Коза настигала. Валентина обернулась и страстно плюнула. Коза остановилась, мотнула головой. Старуха зажурчала ртом, накапливая слюну, и плюнула еще. Коза покачнулась и выбежала из гостиной через прихожую в огород. Обидчиво процокали копытца.
– Вот! – торжествующе сообщила Валентина, растирая под коленом. – Я человек простой. В моем детстве их всегда так гоняли! Плюнь погуще – она в кусты. Они ж больно брезгливые, козы-то!
Асю с той поры Валентина опасалась. Но и коза платила ей тем же.
Валентину Алексеевну хоронили в закрытом гробу. С закрытым гробом долго не напрощаешься, поэтому в морг никого не звали – сразу на кладбище, где и отпели в церкви. День был ветрен и бесцветен. Священник в белом облачении, рослый, в грязных сапогах, отслужил литию над могилой. Сам возглашал, сам себе подпевал – без запинки, подгоняемый каким-то внутренним наступательным ритмом. Слова молитвы то резко выскакивали, то тонули в мурлыканье. Он позвякивал кадилом, и напевный голос проносился над всеми и сквозь всех, как дым ладана на ветерке – то густея, то рассеиваясь.

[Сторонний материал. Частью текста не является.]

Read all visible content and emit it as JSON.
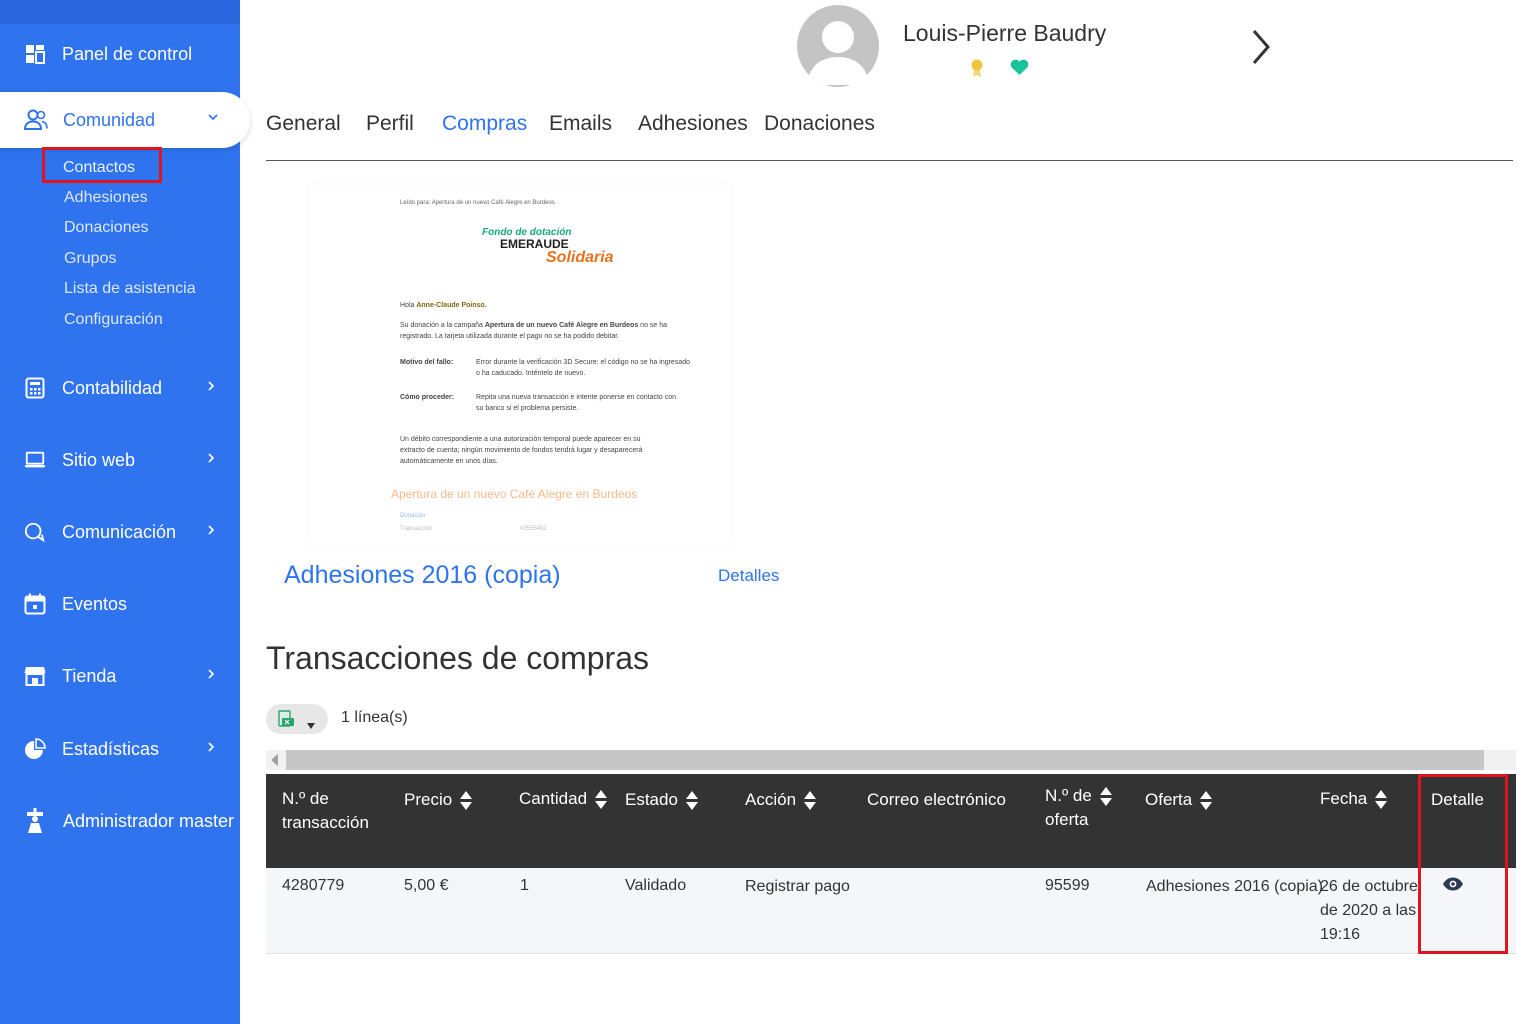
{
  "sidebar": {
    "items": [
      {
        "label": "Panel de control",
        "icon": "dashboard-icon"
      },
      {
        "label": "Comunidad",
        "icon": "community-icon"
      },
      {
        "label": "Contabilidad",
        "icon": "calculator-icon"
      },
      {
        "label": "Sitio web",
        "icon": "laptop-icon"
      },
      {
        "label": "Comunicación",
        "icon": "chat-icon"
      },
      {
        "label": "Eventos",
        "icon": "calendar-icon"
      },
      {
        "label": "Tienda",
        "icon": "store-icon"
      },
      {
        "label": "Estadísticas",
        "icon": "pie-chart-icon"
      },
      {
        "label": "Administrador master",
        "icon": "admin-icon"
      }
    ],
    "sub_items": [
      "Contactos",
      "Adhesiones",
      "Donaciones",
      "Grupos",
      "Lista de asistencia",
      "Configuración"
    ]
  },
  "header": {
    "user_name": "Louis-Pierre Baudry"
  },
  "tabs": [
    {
      "label": "General"
    },
    {
      "label": "Perfil"
    },
    {
      "label": "Compras"
    },
    {
      "label": "Emails"
    },
    {
      "label": "Adhesiones"
    },
    {
      "label": "Donaciones"
    }
  ],
  "preview": {
    "read_for": "Leído para: Apertura de un nuevo Café Alegre en Burdeos",
    "logo_line1": "Fondo de dotación",
    "logo_line2": "EMERAUDE",
    "logo_line3": "Solidaria",
    "greeting_prefix": "Hola ",
    "greeting_name": "Anne-Claude Poinso.",
    "p1_a": "Su donación a la campaña ",
    "p1_b": "Apertura de un nuevo Café Alegre en Burdeos",
    "p1_c": " no se ha",
    "p1_d": "registrado. La tarjeta utilizada durante el pago no se ha podido debitar.",
    "reason_label": "Motivo del fallo:",
    "reason_1": "Error durante la verificación 3D Secure: el código no se ha ingresado",
    "reason_2": "o ha caducado. Inténtelo de nuevo.",
    "how_label": "Cómo proceder:",
    "how_1": "Repita una nueva transacción e intente ponerse en contacto con",
    "how_2": "su banco si el problema persiste.",
    "p3_1": "Un débito correspondiente a una autorización temporal puede aparecer en su",
    "p3_2": "extracto de cuenta; ningún movimiento de fondos tendrá lugar y desaparecerá",
    "p3_3": "automáticamente en unos días.",
    "campaign": "Apertura de un nuevo Café Alegre en Burdeos",
    "donation_label": "Donación",
    "transaction_label": "Transacción",
    "transaction_id": "#2555492"
  },
  "offer": {
    "title": "Adhesiones 2016 (copia)",
    "details_link": "Detalles"
  },
  "transactions": {
    "title": "Transacciones de compras",
    "line_count": "1 línea(s)",
    "columns": {
      "id_1": "N.º de",
      "id_2": "transacción",
      "price": "Precio",
      "qty": "Cantidad",
      "status": "Estado",
      "action": "Acción",
      "email": "Correo electrónico",
      "offer_no_1": "N.º de",
      "offer_no_2": "oferta",
      "offer": "Oferta",
      "date": "Fecha",
      "detail": "Detalle"
    },
    "rows": [
      {
        "id": "4280779",
        "price": "5,00 €",
        "qty": "1",
        "status": "Validado",
        "action": "Registrar pago",
        "email": "",
        "offer_no": "95599",
        "offer": "Adhesiones 2016 (copia)",
        "date_1": "26 de octubre",
        "date_2": "de 2020 a las",
        "date_3": "19:16"
      }
    ]
  },
  "colors": {
    "sidebar": "#2f73ef",
    "accent": "#2f73ef",
    "table_header": "#333333",
    "highlight": "#e0141e",
    "heart": "#1bc39a",
    "medal": "#f2c53d"
  }
}
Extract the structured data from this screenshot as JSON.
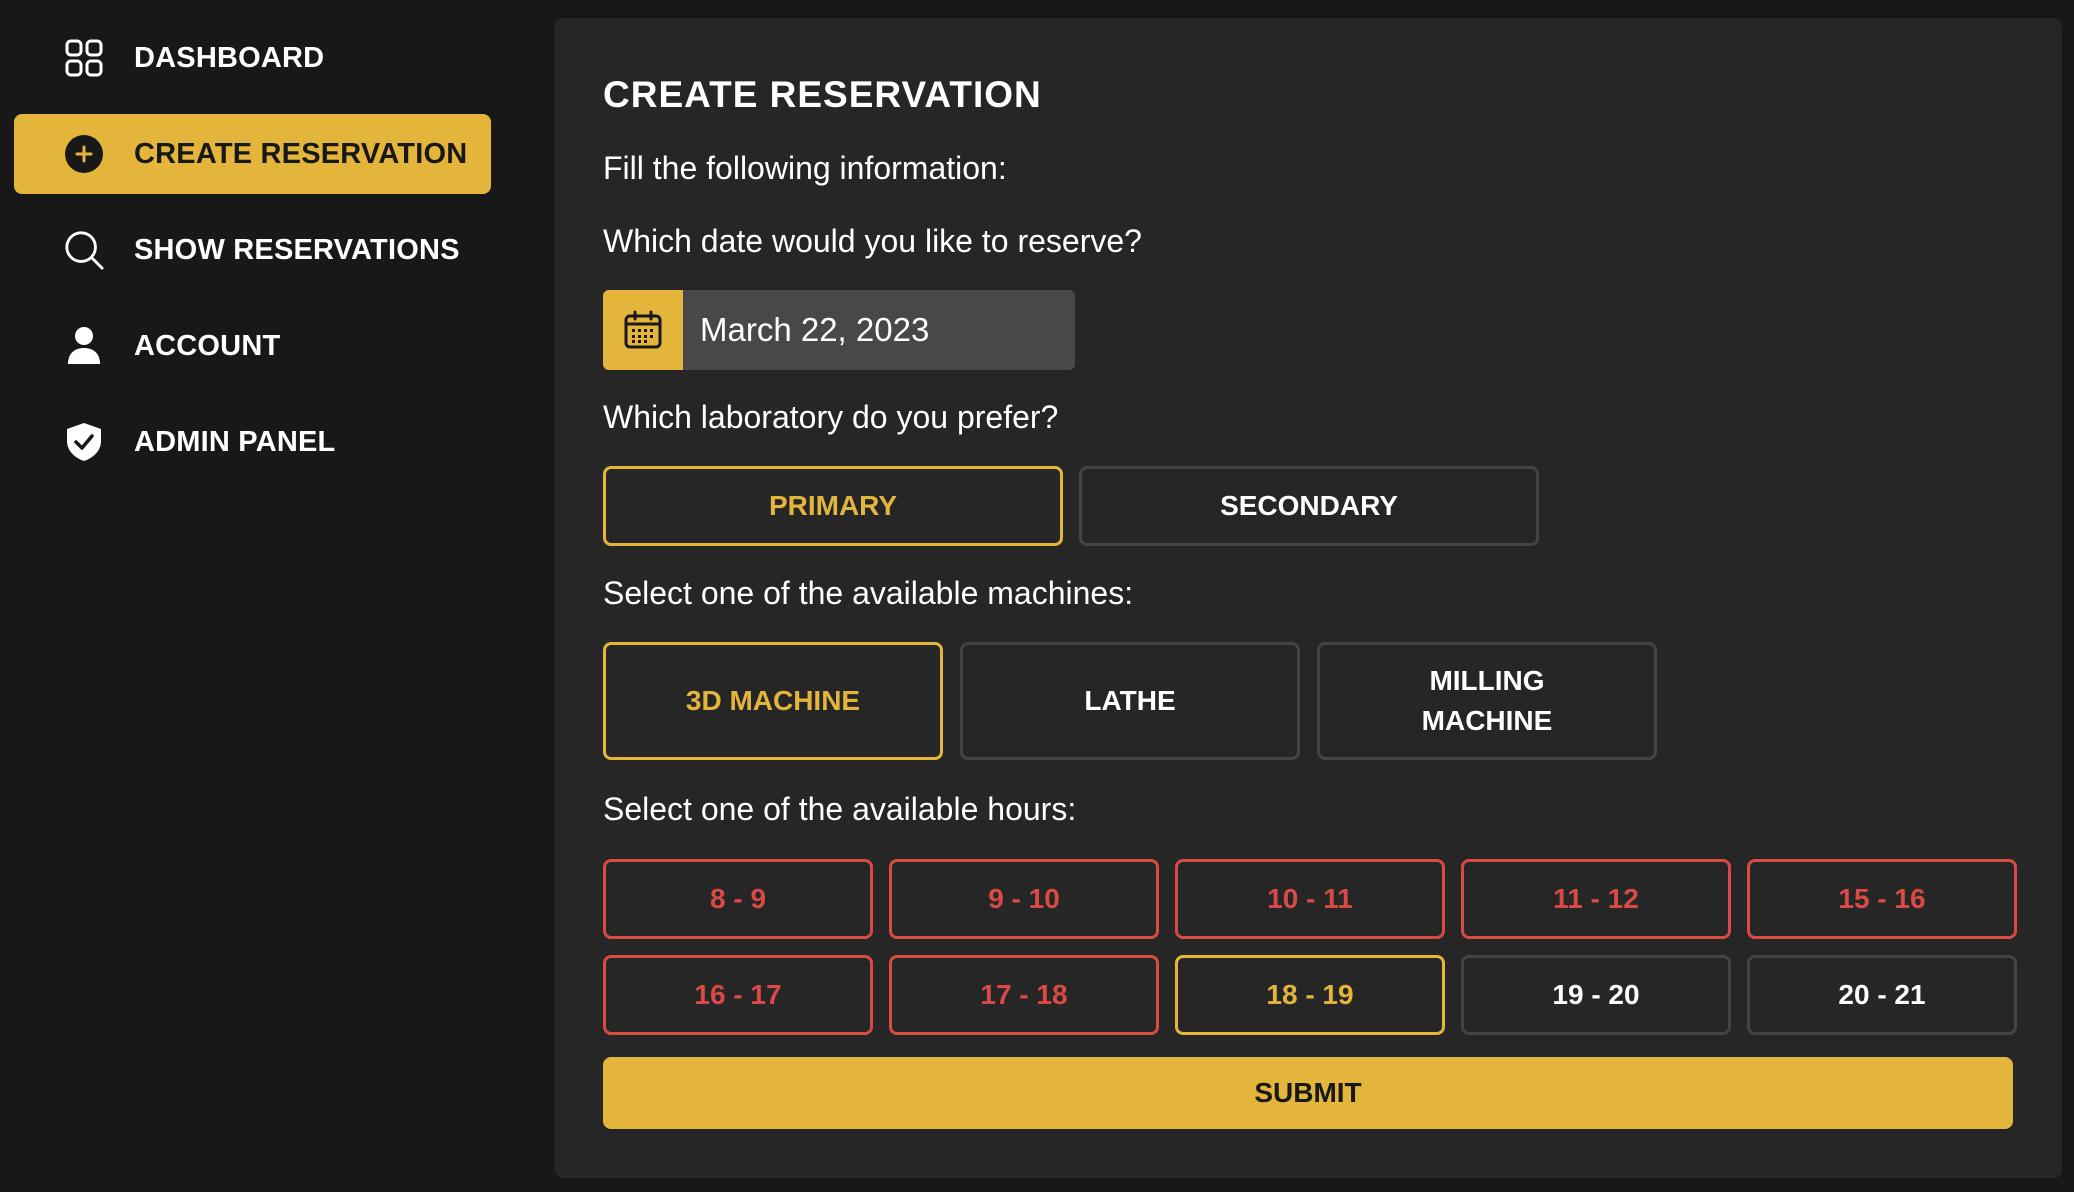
{
  "sidebar": {
    "items": [
      {
        "label": "DASHBOARD",
        "icon": "dashboard-grid-icon"
      },
      {
        "label": "CREATE RESERVATION",
        "icon": "plus-circle-icon",
        "active": true
      },
      {
        "label": "SHOW RESERVATIONS",
        "icon": "search-icon"
      },
      {
        "label": "ACCOUNT",
        "icon": "user-icon"
      },
      {
        "label": "ADMIN PANEL",
        "icon": "shield-check-icon"
      }
    ]
  },
  "form": {
    "title": "CREATE RESERVATION",
    "intro": "Fill the following information:",
    "date_question": "Which date would you like to reserve?",
    "date_value": "March 22, 2023",
    "lab_question": "Which laboratory do you prefer?",
    "labs": [
      {
        "label": "PRIMARY",
        "state": "selected"
      },
      {
        "label": "SECONDARY",
        "state": "available"
      }
    ],
    "machine_question": "Select one of the available machines:",
    "machines": [
      {
        "label": "3D MACHINE",
        "state": "selected"
      },
      {
        "label": "LATHE",
        "state": "available"
      },
      {
        "label": "MILLING MACHINE",
        "state": "available"
      }
    ],
    "hour_question": "Select one of the available hours:",
    "hours": [
      {
        "label": "8 - 9",
        "state": "taken"
      },
      {
        "label": "9 - 10",
        "state": "taken"
      },
      {
        "label": "10 - 11",
        "state": "taken"
      },
      {
        "label": "11 - 12",
        "state": "taken"
      },
      {
        "label": "15 - 16",
        "state": "taken"
      },
      {
        "label": "16 - 17",
        "state": "taken"
      },
      {
        "label": "17 - 18",
        "state": "taken"
      },
      {
        "label": "18 - 19",
        "state": "selected"
      },
      {
        "label": "19 - 20",
        "state": "available"
      },
      {
        "label": "20 - 21",
        "state": "available"
      }
    ],
    "submit_label": "SUBMIT"
  },
  "colors": {
    "accent": "#e3b53b",
    "taken": "#d94a45",
    "background": "#181818",
    "panel": "#262626"
  }
}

Лена тихо плакала, Виктор изредка кряхтел, Таня смотрела по сторонам, превращаясь во всё, что видит.
Валентинина дочь Света была влажная от слез, мягколицая, с завитыми светлыми волосами. Округлые руки торчали из черного платья и зябли, покрытые мелкими пупырышками. Ее муж Игорь – низкий лоб, покатые плечи – выглядел сурово, взявшим обет молчания. Плакали и шептались, словно бы слипшись, несколько подружек и соседок покойной.
Поодаль от всех торчала девица в белой куртке с накинутым на голову капюшоном (“Из секты”, – шепнул кто-то). Она читала брошюру в разноцветной обложке, близко поднеся к лицу и шевеля губами.
Таня была на похоронах второй раз в жизни. Закрытость гроба смягчала для нее смерть бабы Вали, как будто в гробу пусто.
Поехали на поминки в старинный дом в Чистый переулок. Валентина жила в отдельной двухкомнатной, но решили поминать где просторнее, по соседству, на большой коммунальной кухне. Перед поминками зашли в Валентинину квартиру: трюмо, шкаф, этажерка, фарфоровые статуэтки, настенный ковер – Виктору казалось, что всё должно было померкнуть, измениться, столько тепла и внимания старуха вкладывала в окружавшие ее вещи, но эти вещи-предатели выглядели как ни в чем не бывало.